第226章
張希銘做了一個“OK”的手勢,“好,但姚香林是你朋友,我也是你朋友吧?你什麽時候來調教調教我?”
“……”柳勤。
“怎麽,都是朋友,你要厚此薄彼?這不公平吧?”張希銘半眯著眼,眼神亦正亦邪,好似話裏有話。
柳勤尷尬地輕咳幾聲,“別鬧了,你已經很完美,無論任何方麵都遠超於我,我哪有本事調……咳,指導你呀?”
調教這個詞,很微妙。
用在同性身上,可以當開玩笑;但用在異性身上,就……比較火爆了。
柳勤不信張希銘不懂,丫就是一個滿肚子壞水的老司機。
果然,張希銘刻意忽略柳勤的改口,“有句話叫,尺有所短寸有所長,也許你擁有的東西我沒擁有,該調教還是要調教的。”說著,笑眯眯地看著她。
“嗬嗬。”柳勤幹脆扭過頭看窗外,不再他。
張希銘笑了笑,沒再繼續這個話題,更是轉過頭,去看另一側的風景。
柳勤暗暗鬆了口氣——別看她能將一切控製好,但唯獨感情……每次張希銘看似要挑明,她都恐慌無比,好在他做事有分寸,她放心。
放心嗎?
好像除了放心還有點失落。
這該死的失落,有什麽可失落的?
……
公交車行了一路,柳勤就這麽自責了一路,直到下車時還暈暈乎乎。
剛下車,就有一道軟軟糯糯的聲音和她打招呼,“柳勤同學,早晨好。”
柳勤嚇了一跳,趕忙抬眼看去,是周雅琪。
因為看見了周雅琪,柳勤更心驚,因為她身後就是……張希銘。
張希銘緊隨柳勤身後下了車,也看見了周雅琪,挑了下眉,卻沒說話。
周雅琪見到張希銘無比窘迫,紅著臉扭過眼神,“柳勤同學,我們一起去教室吧。”
柳勤的心底卻酸溜溜的——丫的張希銘和周雅琪的表現就好像分手後的情侶或者表白不成功的情侶或……怎樣怎樣的情侶,真是令人吃醋,心底冒出無名火。“好。”
有人說,愛情使人智障,果然如此。
柳勤知道張希銘和周雅琪沒什麽,而且張希銘比竇娥還冤,人家周雅琪也和路子華在一起了,但……但心裏就是不舒服,醋意越來越濃。
人也越來越智障。
兩人過了馬路,快步向校園裏走,把身後的張希銘甩開。
周雅琪這才道,“柳勤同學和張希銘很熟嗎?”
柳勤點頭,“叫我名字就行,對,我和他很熟,我們一群人都玩得很好。”
“我昨天看見了,你和姚香林、薑越還有司亦瑾好像一個小集團,真幸福。”
“……”柳勤眼珠子轉了轉,“你和路子華也是金童玉女。”
“啊?”周雅琪麵頰通紅,“我……我和他不是你們想象中的關係。”
柳勤吃吃地笑著,也不拆穿。
周雅琪見柳勤沒追問,也鬆了口氣,“其實,從前我便聽說過你。”
“哦?風評怎樣?”柳勤饒有興致。
“呃……怎麽說呢?大家傳聞你很神秘,好像鬼魂附體似的……抱歉,我不是那個意思,我沒這麽想,隻是有什麽就說什麽的,我……”

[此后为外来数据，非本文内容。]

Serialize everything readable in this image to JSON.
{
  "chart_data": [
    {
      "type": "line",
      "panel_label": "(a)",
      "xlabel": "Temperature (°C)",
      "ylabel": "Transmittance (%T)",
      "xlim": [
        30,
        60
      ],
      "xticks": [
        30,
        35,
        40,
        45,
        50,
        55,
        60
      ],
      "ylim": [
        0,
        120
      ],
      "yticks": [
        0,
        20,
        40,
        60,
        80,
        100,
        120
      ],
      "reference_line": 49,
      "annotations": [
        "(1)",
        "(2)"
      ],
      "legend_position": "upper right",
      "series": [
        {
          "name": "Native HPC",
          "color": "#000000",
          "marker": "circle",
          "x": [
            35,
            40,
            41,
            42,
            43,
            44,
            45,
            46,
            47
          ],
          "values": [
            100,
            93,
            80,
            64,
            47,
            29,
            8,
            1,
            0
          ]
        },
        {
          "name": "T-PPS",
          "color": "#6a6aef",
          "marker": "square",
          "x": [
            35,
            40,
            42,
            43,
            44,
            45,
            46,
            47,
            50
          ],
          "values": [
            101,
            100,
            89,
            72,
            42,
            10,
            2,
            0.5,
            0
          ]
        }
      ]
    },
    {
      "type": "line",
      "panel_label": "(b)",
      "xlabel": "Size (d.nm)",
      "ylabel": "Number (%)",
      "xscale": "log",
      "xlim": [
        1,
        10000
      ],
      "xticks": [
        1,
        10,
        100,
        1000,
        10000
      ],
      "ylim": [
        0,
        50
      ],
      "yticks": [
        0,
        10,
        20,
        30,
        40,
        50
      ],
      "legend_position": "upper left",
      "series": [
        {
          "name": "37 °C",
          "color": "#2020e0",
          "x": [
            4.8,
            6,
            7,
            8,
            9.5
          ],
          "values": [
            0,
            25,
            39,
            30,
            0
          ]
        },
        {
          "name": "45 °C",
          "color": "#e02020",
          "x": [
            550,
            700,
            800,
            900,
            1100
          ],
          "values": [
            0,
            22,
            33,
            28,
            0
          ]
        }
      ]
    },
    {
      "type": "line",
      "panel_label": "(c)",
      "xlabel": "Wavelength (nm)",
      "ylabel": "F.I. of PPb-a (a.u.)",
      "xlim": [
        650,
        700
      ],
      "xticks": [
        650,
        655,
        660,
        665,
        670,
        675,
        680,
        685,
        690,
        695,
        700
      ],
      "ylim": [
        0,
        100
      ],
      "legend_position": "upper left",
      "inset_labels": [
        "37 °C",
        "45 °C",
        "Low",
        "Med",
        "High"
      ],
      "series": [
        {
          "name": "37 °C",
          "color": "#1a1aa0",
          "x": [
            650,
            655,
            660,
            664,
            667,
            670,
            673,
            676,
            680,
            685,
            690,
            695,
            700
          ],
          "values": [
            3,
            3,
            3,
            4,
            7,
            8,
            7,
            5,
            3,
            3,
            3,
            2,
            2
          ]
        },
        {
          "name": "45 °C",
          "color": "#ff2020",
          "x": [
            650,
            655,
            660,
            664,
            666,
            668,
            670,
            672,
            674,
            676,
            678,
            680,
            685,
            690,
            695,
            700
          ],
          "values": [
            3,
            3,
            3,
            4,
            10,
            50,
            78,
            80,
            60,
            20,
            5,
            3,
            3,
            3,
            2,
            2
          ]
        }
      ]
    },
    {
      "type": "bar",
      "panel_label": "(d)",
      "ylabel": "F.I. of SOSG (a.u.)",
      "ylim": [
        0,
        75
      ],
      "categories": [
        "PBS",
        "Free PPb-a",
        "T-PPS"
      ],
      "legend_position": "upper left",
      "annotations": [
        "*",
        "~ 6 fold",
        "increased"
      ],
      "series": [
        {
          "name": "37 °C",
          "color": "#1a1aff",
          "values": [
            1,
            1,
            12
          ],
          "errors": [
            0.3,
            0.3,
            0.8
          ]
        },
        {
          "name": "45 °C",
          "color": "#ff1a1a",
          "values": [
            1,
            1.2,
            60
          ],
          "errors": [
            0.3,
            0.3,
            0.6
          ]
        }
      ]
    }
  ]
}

“沒關係,你繼續說,”柳勤心想,老話說得好,群眾的眼睛是雪亮的,果然如此!“放心吧,我一點不生氣,反倒覺得很好玩。”
周雅琪鬆了口氣,“大家都有些怕你。”
“怕我?”柳勤指著自己鼻子笑出了聲,“怕惡鬼纏身?”
“不是,是因為你身上的氣場,壓得人喘不過氣來。”
“我還有氣場?我自己怎麽感受不到?”哭笑不得。
“氣場這個東西,自己是感受不到的,昨天班主任老師不是讓人你做副班長嗎?你知道我們班幾名同學私下裏怎麽討論的?”
“怎麽討論?”
“他們說,應該你來當班長,讓陸思做副班長。”
“噗!”
走了一路聊了一路,柳勤也笑了一路,從來不知道自己在外人眼中是這樣的印象,特別好玩。
兩人進了教學樓,柳勤隨口問道,“那你覺得呢?你認為我可怕嗎?”
周雅琪想了下,“氣場確實是有的,但這種氣場怎麽說呢?如果抱著和你對撞的心態,真的會被衝擊得體無完膚;但相反,如果試著融入,卻好像身處一柄大大的保護傘中,很有安全感。”
柳勤嘴角抽了抽,“聽說你之前在新概念作文比賽得了名次吧?難怪語文這麽好,說話都文雅、條理清晰。”
周雅琪伸了下粉色的小舌頭,“過獎了,其實就是碰巧而已。”
“不是碰巧,你很有實力,”柳勤道,“既然你對我這麽開誠布公,我也和你說下心裏話吧。”
“好。”周雅琪很高興。
“說真的,我對班花校花的印象都不好,因為我們六班的蘇若馨,你知道吧?”
“知道,有所耳聞。”
“也許受她影響,我對班花校花的第一感覺會是白蓮花,呃……就是那種口服蜜餞的女生。”
“我……我不是那種人。”周雅琪連忙解釋,“而且我也不是什麽班花校花。”
柳勤笑著看著周雅琪精致的麵頰,“不,你是我承認的班花,不僅長得好看、性格溫和,而且有腦子、有思想、三觀正,是名副其實的班花。”
“你對我的評價太高了,我都不好意思了。”周雅琪紅著臉。
說話期間,兩人已經走到了班級門口。
柳勤突然停住了腳,“那個……”
“呃?”
“對不起。”
“啊?”周雅琪不解,“為什麽突然說對不起?”
柳勤搖了搖頭,“原因不想告訴你,隻想說對不起。”
周雅琪眼神閃了閃,最後淡笑出來,“一定是從前對我有誤解吧?沒關係,現在誤會解開就好,我很喜歡你,也希望你喜歡我。”
“很喜歡。”柳勤道。
“那就好,”周雅琪越來越開心。
……
回了座位,柳勤心情卻久久難以平息——這個世界比她想的美好,這個世界的人也比她想的和善,而與這些善良的人比,某些小勾當、小陰謀又算得了什麽?
不算什麽!
想著,柳勤掏出英語書,開始複習起上節課的內容。
柳勤認為,因為某個姓周的小天使,她會開心一整天。
因為人來得還不多,柳勤便小聲讀著英語課文,不知什麽時候,身旁一暗。
柳勤抬眼看向身旁的姚香林,“來了?”
姚香林的麵色複雜。
柳勤起身,讓姚香林坐進去。
姚香林乖乖入了座位。
坐回了位置,柳勤也沒主動和姚香林攀談,繼續看手裏的書。
過了好一會,快要上課時,姚香林小聲道,“勤勤,你真的要給我留作業?”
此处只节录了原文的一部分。